John’s lips twisted. “I’d finally plucked up the courage to do what you’ve just done. Look amongst her private things.”

“Then you have no idea what is here?”

“Not beyond those .” He pointed at the hidden jewelry. “Which she always kept there.”

“You might take a look at the notebook on top of the desk,” Constance suggested. “And tell us if it means anything to you?”

John swallowed. Solomon guessed he really didn’t want to look into his sister’s circumstances. But he would, whether to save the task from his father, or to prevent any further visits from Solomon and Constance. Or, worse, the police.

“I’ll look,” he said resignedly. “Though I don’t promise to understand it.”

*

Worcester, Colonel Niall’s butler, had not slept well for months. Not since the family had come home to the Grange. Not since she had.

As a result, he was in the kitchen in his dressing gown, making himself a cup of hot chocolate, when he heard the unmistakable sound of the front door opening. His head jerked up. Abandoning his chocolate on the table, he flew up to the entrance hall in time to see the shadows of two people vanishing out the front door. Mr. John, fully dressed, closed it behind them with an air of relief before he began to walk toward the staircase and saw Worcester standing there.
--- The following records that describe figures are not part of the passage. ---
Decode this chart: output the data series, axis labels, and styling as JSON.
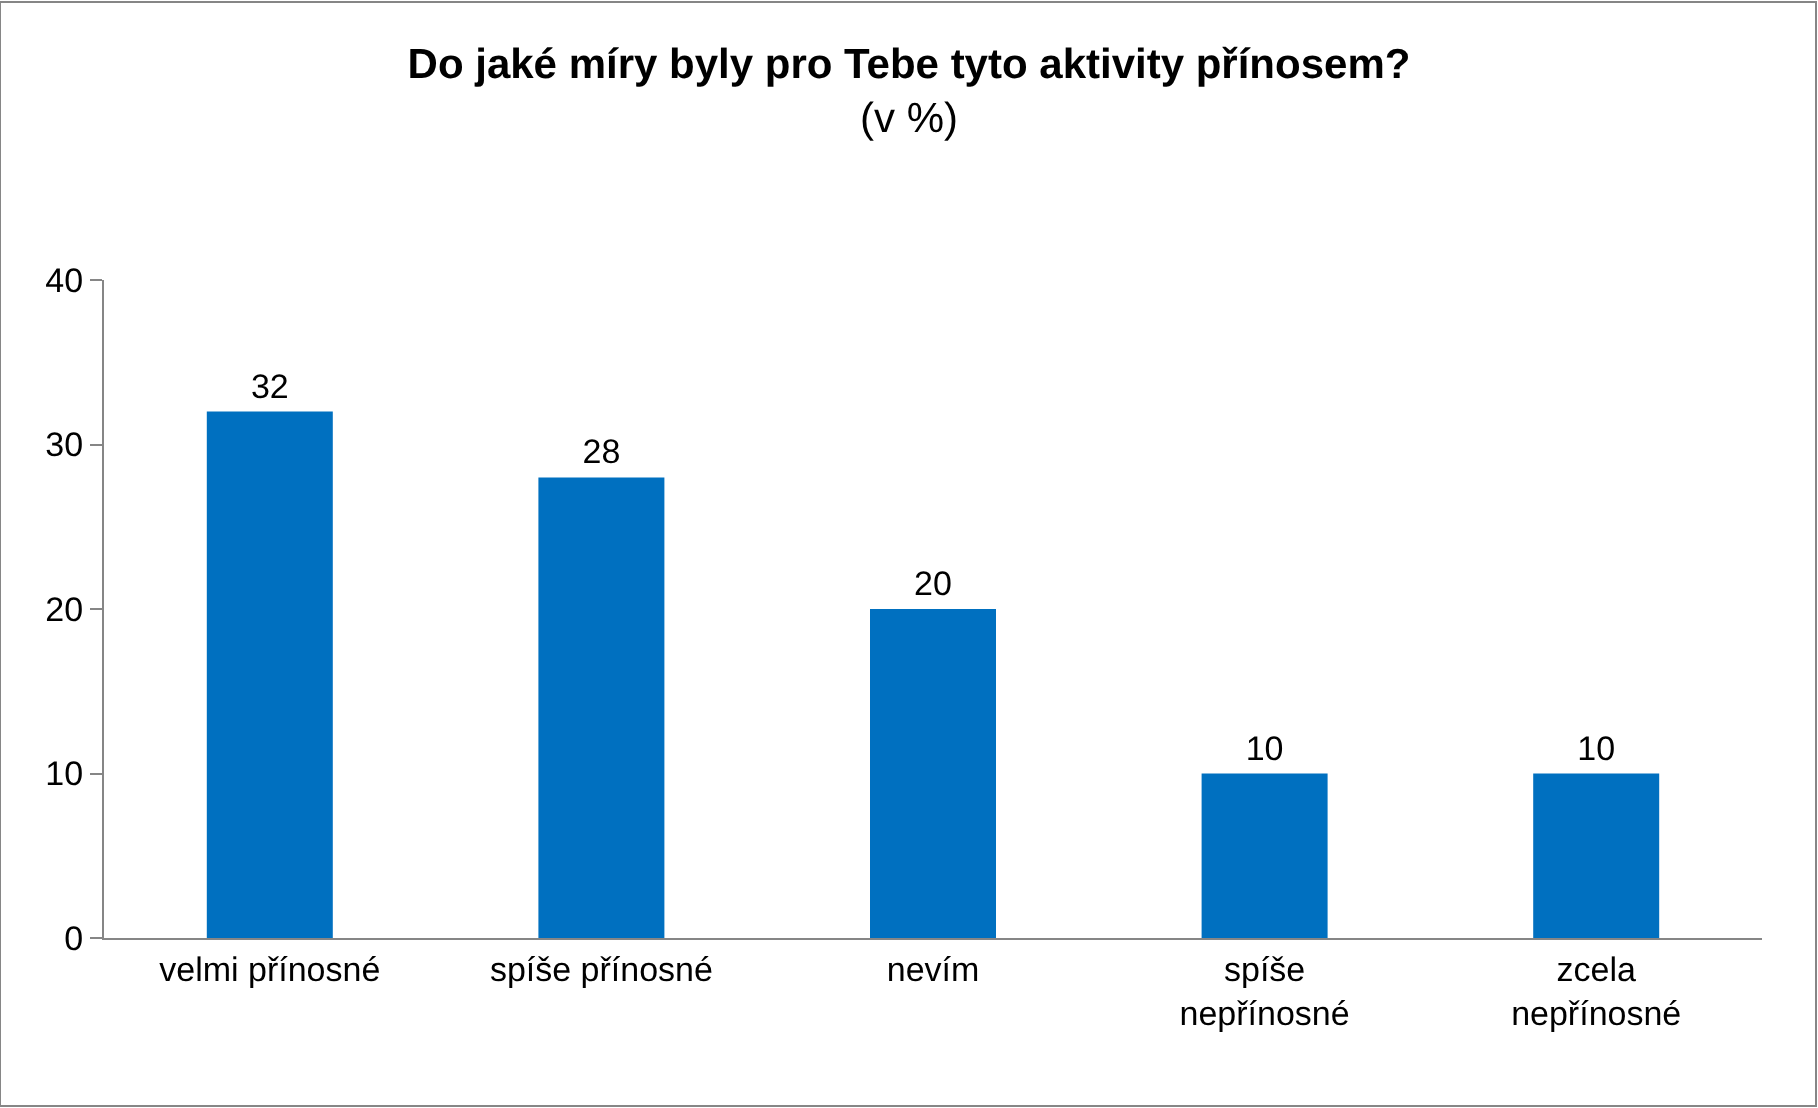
{
  "chart_data": {
    "type": "bar",
    "title": "Do jaké míry byly pro Tebe tyto aktivity přínosem?",
    "subtitle": "(v %)",
    "categories": [
      "velmi přínosné",
      "spíše přínosné",
      "nevím",
      "spíše\nnepřínosné",
      "zcela\nnepřínosné"
    ],
    "values": [
      32,
      28,
      20,
      10,
      10
    ],
    "color": "#0070c0",
    "ylim": [
      0,
      40
    ],
    "yticks": [
      0,
      10,
      20,
      30,
      40
    ],
    "data_labels": true
  }
}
“I heard the door, sir,” Worcester said. “Is everything well?”

“I’m not very sure, to be honest. Mr. and Mrs. Grey, from The Willows, are sniffing around for my sister’s secrets.”

Worcester felt sick.

Perhaps Mr. John saw it, even in the dim light of two candles, for he said, “You don’t know anything, do you, Worcester?”

“Such as what, sir?” Worcester managed.

“Anything that might shed some light on what happened to Miss Frances.”
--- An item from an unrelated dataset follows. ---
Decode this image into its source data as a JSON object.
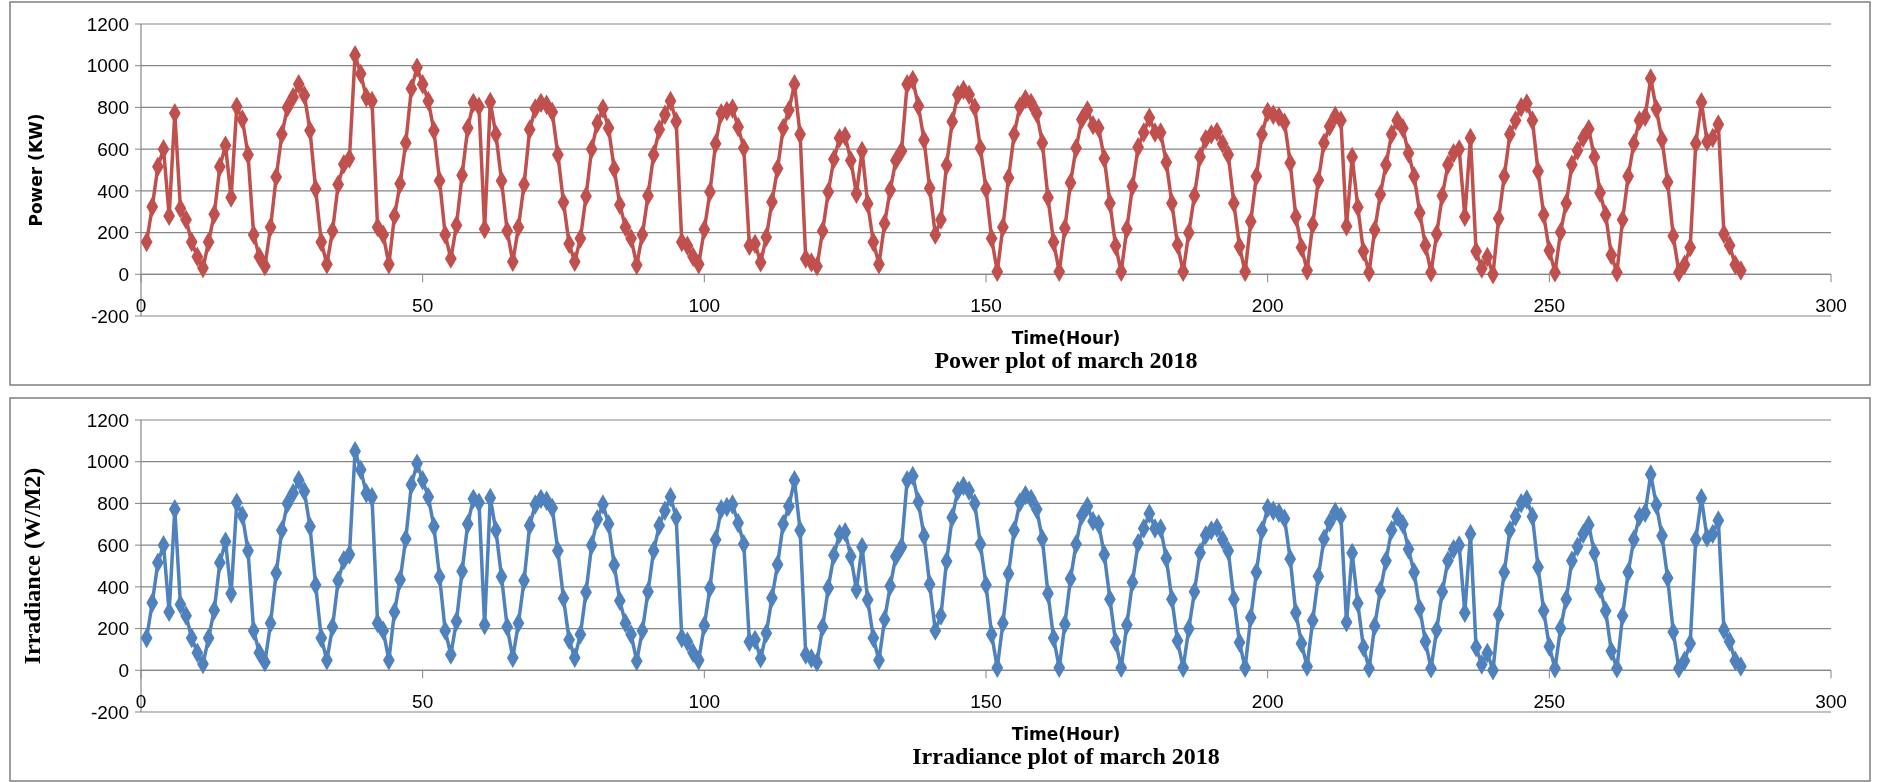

“Nothing like that, sir,” Worcester lied. “I’m sure the inquest must have got it wrong, and the poor lady just fell into the lake.”

“In her nightgown?”

“It’s odd, sir,” Worcester said with what dignity he could muster. “There is no denying that it is odd. But I don’t believe all these questions are helping anyone.”

“They’re certainly not helping my father.” Mr. John went on toward the staircase. “Get some sleep, Worcester. You deserve it.”

Worcester did, and Mr. John was a kind young gentleman to suggest it. Unlike his sister, who, despite all the upheaval since, Worcester was glad to see in her grave. Rot in hell, you evil witch.

*

“I don’t think there’s any malice in John Niall,” Constance said as they walked back to The Willows. “And yet…I find him a more credible suspect than I did before.”

“Why?” Solomon asked.

“Because he knows what his sister was—amoral, spiteful, and cruel.”

“We know what he said she was. Perhaps he is just throwing the net wider to confuse us with suspects we might never meet.”

“You still don’t believe she was that bad?” Constance asked.

“We have very little proof either way. Only the word of Sir Humphrey and Lady Maule, and John, who might have his own reasons for deflecting us.”

“Because he is the one who killed her?”

“He told us about a lover, and a flirtation with a groom. I don’t think he likes Lady Maule being suspected, but he’s quite happy to throw others into the shadow of the hangman.”

“Perhaps you’re right,” Constance mused. “I suppose he is only helpful when we force the issue. And, when you think about it, he took our breaking and entering his family home in a very understated way. He would have been quite justified in rousing the household and throwing us out. Especially when I pointed a pistol at him.”

“And yet he didn’t,” Solomon said. “I wonder why?”

“Protecting his father?” Constance suggested. She sighed. “Or himself. Have we actually learned anything at all?”

“We have a few more places to look,” Solomon said. “Which may have been his intention in talking to us.”